ABSTRACT: Epilepsy is a neurological condition in which the electrical activity of groups of nerve cells or neurons in the brain becomes disturbed. In the extreme of cases, this abnormal activity causes convulsions, muscle spasms, and loss of consciousness in the patient. There are several factors that contribute to the triggering of an epileptic seizure. Among these factors are external stimuli such as flashing lights or sudden changes from dark to light, loud noises or monotonous sounds, or even certain musical notes.

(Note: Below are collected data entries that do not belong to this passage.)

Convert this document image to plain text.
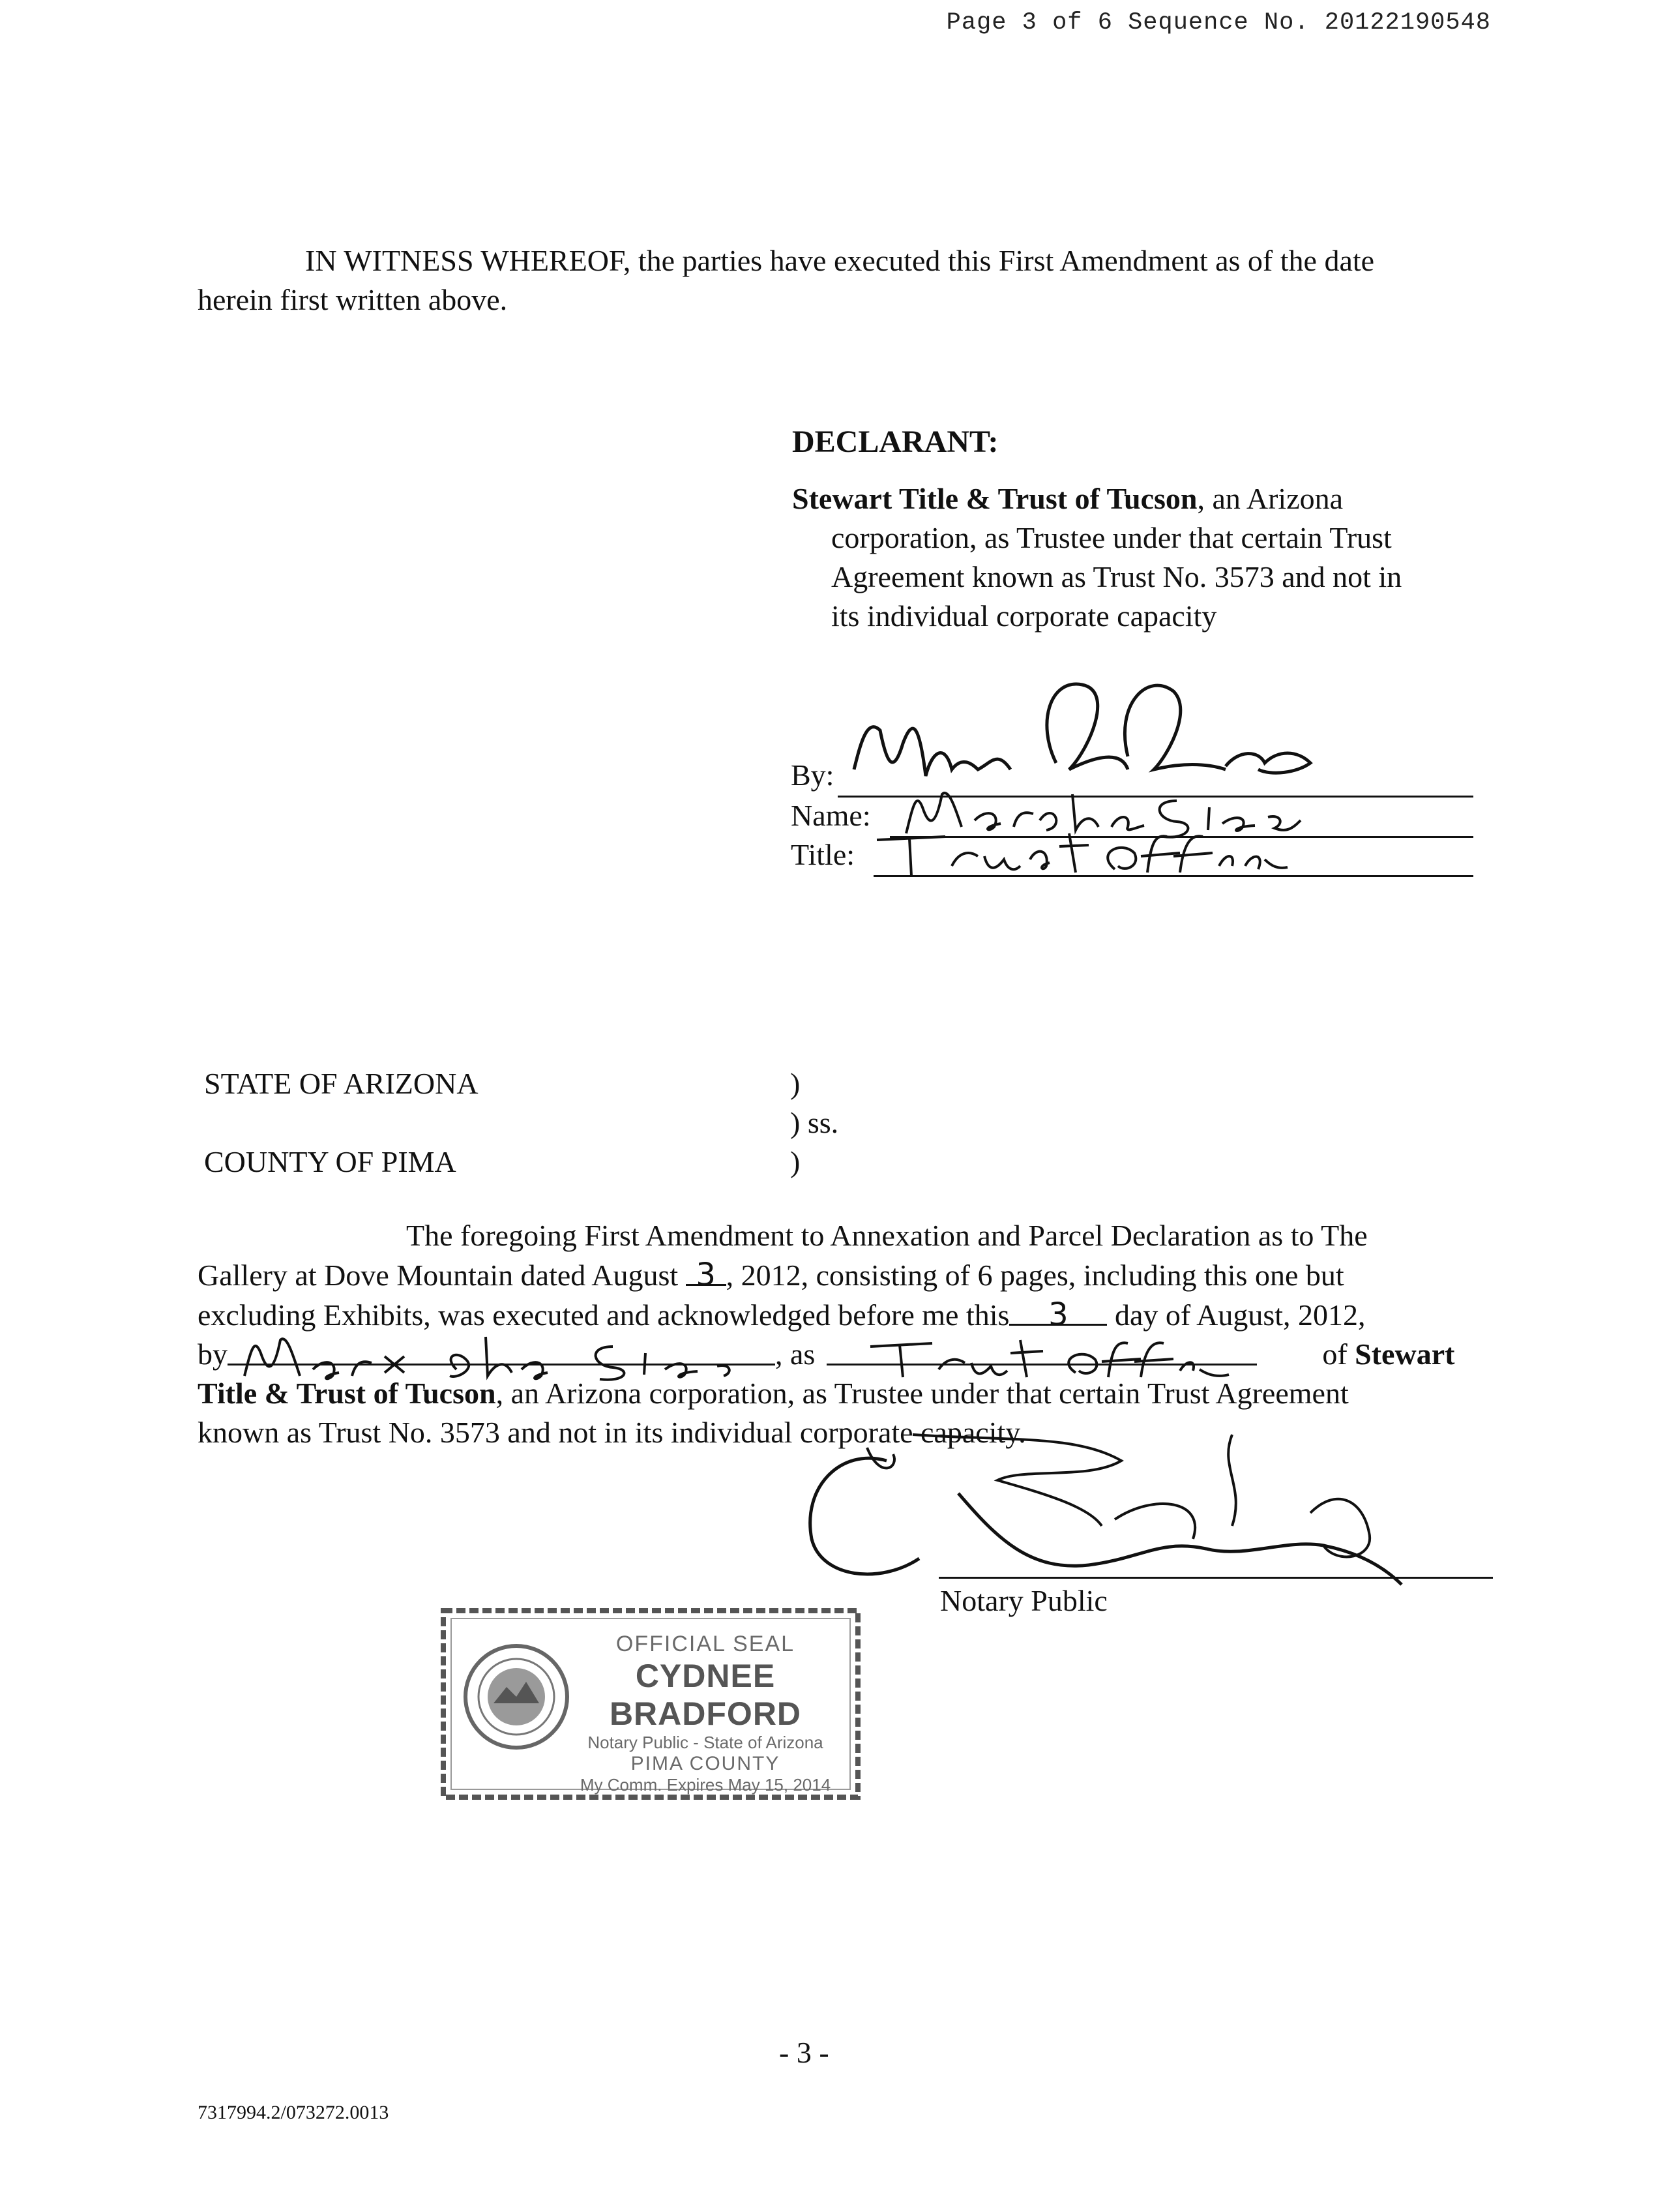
Page 3 of 6 Sequence No. 20122190548
IN WITNESS WHEREOF, the parties have executed this First Amendment as of the date
herein first written above.
DECLARANT:
Stewart Title & Trust of Tucson, an Arizona
corporation, as Trustee under that certain Trust
Agreement known as Trust No. 3573 and not in
its individual corporate capacity
By:
Name:
Title:
STATE OF ARIZONA
COUNTY OF PIMA
)
) ss.
)

The foregoing First Amendment to Annexation and Parcel Declaration as to The

Gallery at Dove Mountain dated August 3 , 2012, consisting of 6 pages, including this one but

excluding Exhibits, was executed and acknowledged before me this 3 day of August, 2012,

by	, as	of Stewart

Title & Trust of Tucson, an Arizona corporation, as Trustee under that certain Trust Agreement

known as Trust No. 3573 and not in its individual corporate capacity.

Notary Public
OFFICIAL SEAL
CYDNEE BRADFORD
Notary Public - State of Arizona
PIMA COUNTY
My Comm. Expires May 15, 2014
- 3 -
7317994.2/073272.0013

This paper focuses on the development of a real-time DSP-based system that will assist a patient that suffers from epileptic attacks that are specifically triggered by Seizure Inducing (SI) stimuli consisting of loud and sudden sounds from telephone ringing and pagers. It has been observed, however, that if the patient is forewarned of the impending occurrence of these sounds he is able to prepare himself for the event and avoid a seizure. The system developed in this project provides the kind of advanced warning needed by the patient.

The system will integrate a parallel Adaptive Line Enhancer structure that will divide the available input spectrum into individual frequency bands that will be analyzed separately. An Adaptive Line Enhancer and Detector (ALE-D) will evaluate each frequency band for the purposes of extracting any periodic component present in the incoming input audio signal. This paper examines the performance of this structure in terms of how accurately it will detect any signal whose spectral content varies with time and how fast it can provide a timely warning signal to the patient that this seizure inducing sound is about to occur. To date, the system has only been implemented and tested off-line using the Matlab and Simulink simulation packages. The results available for analysis have been produced using several recorded audio segments containing speech and different telephone rings.